Most competitors offer a limited free tier designed to push users toward paid plans, or display numbers that have not received a message in weeks and are effectively dead. ASMS.ai's free shared tier is the core product. The paid options, private numbers and API access, are genuine upgrades for power users, not a mechanism to make the free experience frustrating.
For developers and AI agent builders, ASMS.ai provides both a REST API and a native MCP server, making it straightforward to integrate temporary number verification into automated testing pipelines or AI-driven workflows. That is a different use case from a manual WhatsApp verification, but it is worth knowing the same infrastructure scales up when needed.

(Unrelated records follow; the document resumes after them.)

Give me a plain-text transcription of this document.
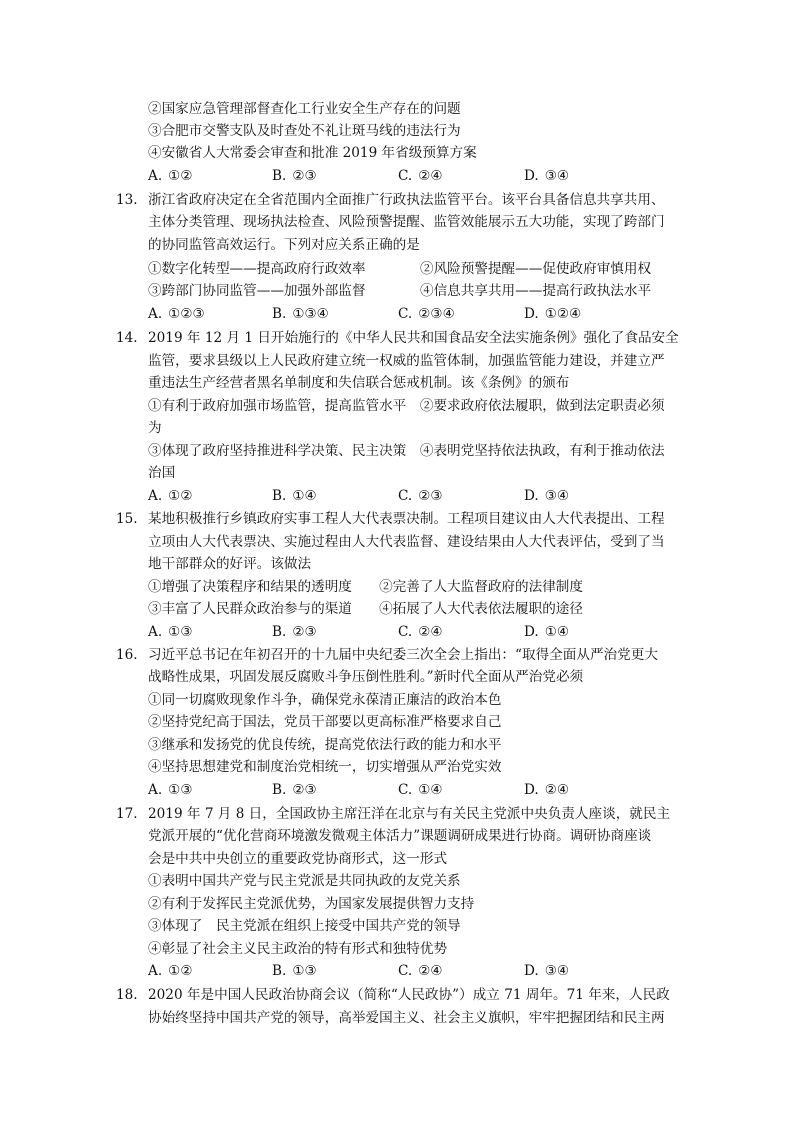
②国家应急管理部督查化工行业安全生产存在的问题
③合肥市交警支队及时查处不礼让斑马线的违法行为
④安徽省人大常委会审查和批准 2019 年省级预算方案
A. ①②	B. ②③	C. ②④	D. ③④
13. 浙江省政府决定在全省范围内全面推广行政执法监管平台。该平台具备信息共享共用、
主体分类管理、现场执法检查、风险预警提醒、监管效能展示五大功能，实现了跨部门
的协同监管高效运行。下列对应关系正确的是
①数字化转型——提高政府行政效率	②风险预警提醒——促使政府审慎用权
③跨部门协同监管——加强外部监督	④信息共享共用——提高行政执法水平
A. ①②③	B. ①③④	C. ②③④	D. ①②④
14. 2019 年 12 月 1 日开始施行的《中华人民共和国食品安全法实施条例》强化了食品安全
监管，要求县级以上人民政府建立统一权威的监管体制，加强监管能力建设，并建立严
重违法生产经营者黑名单制度和失信联合惩戒机制。该《条例》的颁布
①有利于政府加强市场监管，提高监管水平　②要求政府依法履职，做到法定职责必须
为
③体现了政府坚持推进科学决策、民主决策　④表明党坚持依法执政，有利于推动依法
治国
A. ①②	B. ①④	C. ②③	D. ③④
15. 某地积极推行乡镇政府实事工程人大代表票决制。工程项目建议由人大代表提出、工程
立项由人大代表票决、实施过程由人大代表监督、建设结果由人大代表评估，受到了当
地干部群众的好评。该做法
①增强了决策程序和结果的透明度　　②完善了人大监督政府的法律制度
③丰富了人民群众政治参与的渠道　　④拓展了人大代表依法履职的途径
A. ①③	B. ②③	C. ②④	D. ①④
16. 习近平总书记在年初召开的十九届中央纪委三次全会上指出：“取得全面从严治党更大
战略性成果，巩固发展反腐败斗争压倒性胜利。”新时代全面从严治党必须
①同一切腐败现象作斗争，确保党永葆清正廉洁的政治本色
②坚持党纪高于国法，党员干部要以更高标准严格要求自己
③继承和发扬党的优良传统，提高党依法行政的能力和水平
④坚持思想建党和制度治党相统一，切实增强从严治党实效
A. ①③	B. ②③	C. ①④	D. ②④
17. 2019 年 7 月 8 日，全国政协主席汪洋在北京与有关民主党派中央负责人座谈，就民主
党派开展的“优化营商环境激发微观主体活力”课题调研成果进行协商。调研协商座谈
会是中共中央创立的重要政党协商形式，这一形式
①表明中国共产党与民主党派是共同执政的友党关系
②有利于发挥民主党派优势，为国家发展提供智力支持
③体现了　民主党派在组织上接受中国共产党的领导
④彰显了社会主义民主政治的特有形式和独特优势
A. ①②	B. ①③	C. ②④	D. ③④
18. 2020 年是中国人民政治协商会议（简称“人民政协”）成立 71 周年。71 年来，人民政
协始终坚持中国共产党的领导，高举爱国主义、社会主义旗帜，牢牢把握团结和民主两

Tips for getting the verification SMS to arrive
Always choose the SMS option when WhatsApp asks how to send the verification code. The phone call alternative will not work with a shared temporary number. SMS is the right path and typically delivers within seconds.
If WhatsApp shows an error saying it cannot send to the number, it has likely flagged that specific number due to prior use. Select a different number from the ASMS.ai list, preferably one that shows recent incoming messages on its page, which is a reliable indicator it is currently active. WhatsApp imposes a short waiting period before retrying with the same number (usually around 60 seconds), so switching to a fresh number immediately is the faster fix.
Most verifications succeed on the first or second attempt. If you encounter repeated failures with several numbers from the same country, try a number from a different country. WhatsApp's blocklists tend to be country-specific, so a number from a different region is often a clean slate.